Сестра вновь пристально уставилась на него. «Ты так говоришь, потому что это не твой ребенок», – читалось в ее глазах.
– А ты будешь свободна. Мы сможем уйти. А если жизнь у нас наладится, вернемся за ним.
Тут он, конечно, лукавил. Он понимал, что приемные родители не отдадут им ребенка обратно, даже если предположить, что они и впрямь вдруг вернутся. Но он почему-то был уверен и в том, что Ланка не захочет потом искать сына. Сочтет, что устроила его судьбу, и вздохнет облегченно. Кто ее знает, в чем дело – то ли она слишком молода, чтоб заводить детей, то ли с отцом этого ребенка отношения тоже складывались не лучшим образом, но совершенно очевидно, что младенец для нее – обуза. Она не сюсюкает с ним, как обычно мамочки, на руки лишний раз не берет – только когда раскричится.
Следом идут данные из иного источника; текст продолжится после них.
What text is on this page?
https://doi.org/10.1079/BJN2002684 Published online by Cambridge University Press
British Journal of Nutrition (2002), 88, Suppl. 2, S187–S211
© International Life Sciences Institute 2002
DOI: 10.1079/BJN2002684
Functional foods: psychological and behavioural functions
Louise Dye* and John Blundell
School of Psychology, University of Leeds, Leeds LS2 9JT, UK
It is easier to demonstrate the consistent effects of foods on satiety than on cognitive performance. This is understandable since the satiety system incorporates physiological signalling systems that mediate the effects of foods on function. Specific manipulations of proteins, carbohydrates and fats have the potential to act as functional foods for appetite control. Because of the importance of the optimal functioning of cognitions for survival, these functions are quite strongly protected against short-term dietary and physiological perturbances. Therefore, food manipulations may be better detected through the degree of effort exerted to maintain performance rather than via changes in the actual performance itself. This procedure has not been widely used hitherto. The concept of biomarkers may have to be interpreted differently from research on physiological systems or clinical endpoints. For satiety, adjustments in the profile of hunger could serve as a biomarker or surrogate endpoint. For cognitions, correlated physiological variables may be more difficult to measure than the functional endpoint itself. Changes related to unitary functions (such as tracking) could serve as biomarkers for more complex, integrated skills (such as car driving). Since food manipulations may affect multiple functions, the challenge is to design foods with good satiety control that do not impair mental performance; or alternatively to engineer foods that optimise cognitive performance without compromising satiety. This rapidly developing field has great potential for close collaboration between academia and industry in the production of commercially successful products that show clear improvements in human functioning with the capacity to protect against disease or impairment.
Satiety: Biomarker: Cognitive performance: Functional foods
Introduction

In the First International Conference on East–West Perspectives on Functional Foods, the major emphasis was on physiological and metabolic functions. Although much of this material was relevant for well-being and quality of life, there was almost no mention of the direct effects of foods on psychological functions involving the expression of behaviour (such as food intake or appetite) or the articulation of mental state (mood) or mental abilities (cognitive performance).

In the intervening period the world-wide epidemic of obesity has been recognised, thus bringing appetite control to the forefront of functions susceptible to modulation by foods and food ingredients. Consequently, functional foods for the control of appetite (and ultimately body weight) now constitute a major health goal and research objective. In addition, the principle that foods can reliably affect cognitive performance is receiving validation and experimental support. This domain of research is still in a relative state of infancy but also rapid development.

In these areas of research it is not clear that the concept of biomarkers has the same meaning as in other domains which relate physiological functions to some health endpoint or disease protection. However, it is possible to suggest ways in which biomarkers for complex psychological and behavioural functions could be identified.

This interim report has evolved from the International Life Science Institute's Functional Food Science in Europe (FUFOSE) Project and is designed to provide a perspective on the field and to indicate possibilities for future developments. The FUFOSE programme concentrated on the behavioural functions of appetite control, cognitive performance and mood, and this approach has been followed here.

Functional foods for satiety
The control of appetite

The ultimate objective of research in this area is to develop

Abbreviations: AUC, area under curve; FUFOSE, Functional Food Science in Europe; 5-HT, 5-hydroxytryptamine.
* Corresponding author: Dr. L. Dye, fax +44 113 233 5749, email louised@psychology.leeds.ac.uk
И смотрит на него иной раз таким странным взглядом… Он думал, что Ланка ухватится за возможность освободиться – и не ошибся.
Она перевела глаза на маленького. Долго смотрела, будто стараясь запомнить напоследок его лицо.
– Делай, что хочешь, – буркнула она наконец и вновь отвернулась к стене. Он сжал голову руками. Неправильно это было все-таки, Михаил на свой лад успел чуть-чуть даже привязаться к малышу. Младенец был на удивление спокойным. Плакал, только когда хотел есть, а в остальное время спал или лежал тихонько с открытыми глазами, словно о чем-то думал. Глаза у него были Ланкины, совиные. И даже родинка над правой бровью была копией Ланкиного родимого пятна. У Михаила сердце слегка сжалось, будто мальчик был ему не чужим, но лекарь тут же подумал, что теперь у них будут развязаны руки и он сможет что-то предпринять для Ланкиного спасения – а ее надо было спасать, пока не поздно. Она чахла на глазах, и если не прекратится эта ее апатия, то как-нибудь утром она и вовсе не проснется – так и будет лежать, мертвая, застывшая, отвернувшаяся к стене, даже в смерти протестующая против всего, что теперь ее окружает. И люди им житья не дадут – будут травить и не успокоятся, пока вовсе не доконают.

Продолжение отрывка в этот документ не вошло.